Eye twitching is when your upper eyelids, lower eyelids or both start to squeeze continuously and uncontrollably. It may feel as if someone is pulling at your eyelids. This may last from a few seconds up to a few minutes and it can van happen on and off for several days.
This symptom can affect one or both eyes, but it is usually mild and goes away without treatment.
Your eyes can twitch if you:
- Are not getting enough sleep, especially when you are overtired or haven't slept in a while.
- Have an underlying illness, like an eye infection, eye injury or dry eyes.
- Rub your eyes frequently from allergies or as a habit.
- Stare at computer screens or bright light for long periods.
- Have migraines due to stress.
- Use medications for parkinson's disease.
- If your eye does not stop twitching within one or two weeks.
- If your face starts to twitch or droop downwards.

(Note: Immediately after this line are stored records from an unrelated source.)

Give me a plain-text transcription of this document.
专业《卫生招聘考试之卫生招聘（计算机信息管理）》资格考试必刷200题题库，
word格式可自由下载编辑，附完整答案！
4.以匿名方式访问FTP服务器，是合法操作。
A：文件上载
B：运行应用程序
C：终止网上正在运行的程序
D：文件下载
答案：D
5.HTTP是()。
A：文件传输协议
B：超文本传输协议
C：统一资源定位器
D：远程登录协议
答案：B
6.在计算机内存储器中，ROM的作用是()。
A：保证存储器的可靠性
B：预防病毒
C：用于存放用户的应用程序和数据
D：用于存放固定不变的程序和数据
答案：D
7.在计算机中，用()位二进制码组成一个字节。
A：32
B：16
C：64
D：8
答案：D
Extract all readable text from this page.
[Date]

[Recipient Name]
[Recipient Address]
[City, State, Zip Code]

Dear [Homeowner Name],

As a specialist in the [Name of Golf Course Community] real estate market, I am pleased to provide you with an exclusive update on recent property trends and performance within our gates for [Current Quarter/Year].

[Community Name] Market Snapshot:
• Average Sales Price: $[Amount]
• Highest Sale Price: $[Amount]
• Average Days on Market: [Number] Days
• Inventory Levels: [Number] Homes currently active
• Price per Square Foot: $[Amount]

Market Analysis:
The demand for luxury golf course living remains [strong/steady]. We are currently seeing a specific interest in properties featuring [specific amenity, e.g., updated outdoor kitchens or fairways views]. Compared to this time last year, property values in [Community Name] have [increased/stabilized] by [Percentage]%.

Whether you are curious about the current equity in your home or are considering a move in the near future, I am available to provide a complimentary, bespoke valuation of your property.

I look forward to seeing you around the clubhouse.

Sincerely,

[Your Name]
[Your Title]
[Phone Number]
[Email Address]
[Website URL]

- If you begin to have pain, swelling or discharge from your eye(s).
- If your vision becomes blurry.
- If you cannot open your eyes well.
- If your eyes become too sensitive to light.
Some things you can do to prevent your eye from twitching are:
- Get at least 6 hours of sleep at night.

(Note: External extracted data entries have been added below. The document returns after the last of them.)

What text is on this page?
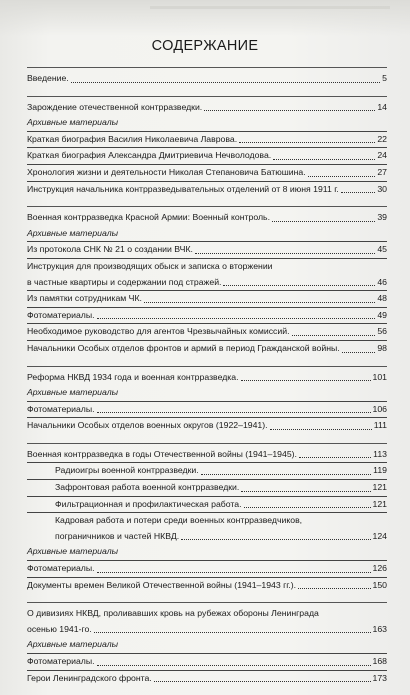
СОДЕРЖАНИЕ
Введение.	5
Зарождение отечественной контрразведки.	14
Архивные материалы
Краткая биография Василия Николаевича Лаврова.	22
Краткая биография Александра Дмитриевича Нечволодова.	24
Хронология жизни и деятельности Николая Степановича Батюшина.	27
Инструкция начальника контрразведывательных отделений от 8 июня 1911 г.	30
Военная контрразведка Красной Армии: Военный контроль.	39
Архивные материалы
Из протокола СНК № 21 о создании ВЧК.	45
Инструкция для производящих обыск и записка о вторжении
в частные квартиры и содержании под стражей.	46
Из памятки сотрудникам ЧК.	48
Фотоматериалы.	49
Необходимое руководство для агентов Чрезвычайных комиссий.	56
Начальники Особых отделов фронтов и армий в период Гражданской войны.	98
Реформа НКВД 1934 года и военная контрразведка.	101
Архивные материалы
Фотоматериалы.	106
Начальники Особых отделов военных округов (1922–1941).	111
Военная контрразведка в годы Отечественной войны (1941–1945).	113
Радиоигры военной контрразведки.	119
Зафронтовая работа военной контрразведки.	121
Фильтрационная и профилактическая работа.	121
Кадровая работа и потери среди военных контрразведчиков,
пограничников и частей НКВД.	124
Архивные материалы
Фотоматериалы.	126
Документы времен Великой Отечественной войны (1941–1943 гг.).	150
О дивизиях НКВД, проливавших кровь на рубежах обороны Ленинграда
осенью 1941-го.	163
Архивные материалы
Фотоматериалы.	168
Герои Ленинградского фронта.	173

- Reduce the amounts of caffeine and alcohol that you consume.
- Try to stop smoking tobacco.
- Take time to rest from stressful situations.
- Stop looking at screens at least 30 minutes before you sleep.
- Apply a warm wet cloth over your twitching eye.
- Reduce your caffeine intake from coffee or energy drinks.
- Use over-the-counter eye drops.
If your eye does not stop twitching, your healthcare provider may recommend treatment, including;
- Medications to relax your eye muscles.
- Antibiotics to treat an infection.
- Surgery to correct any defects or remove some muscles.
Although your eye twitching may be painless, it may be uncomfortable. In most cases it will stop on its own without treatment.
If the symptom began after you started or stopped using a medication, speak with your healthcare provider immediately.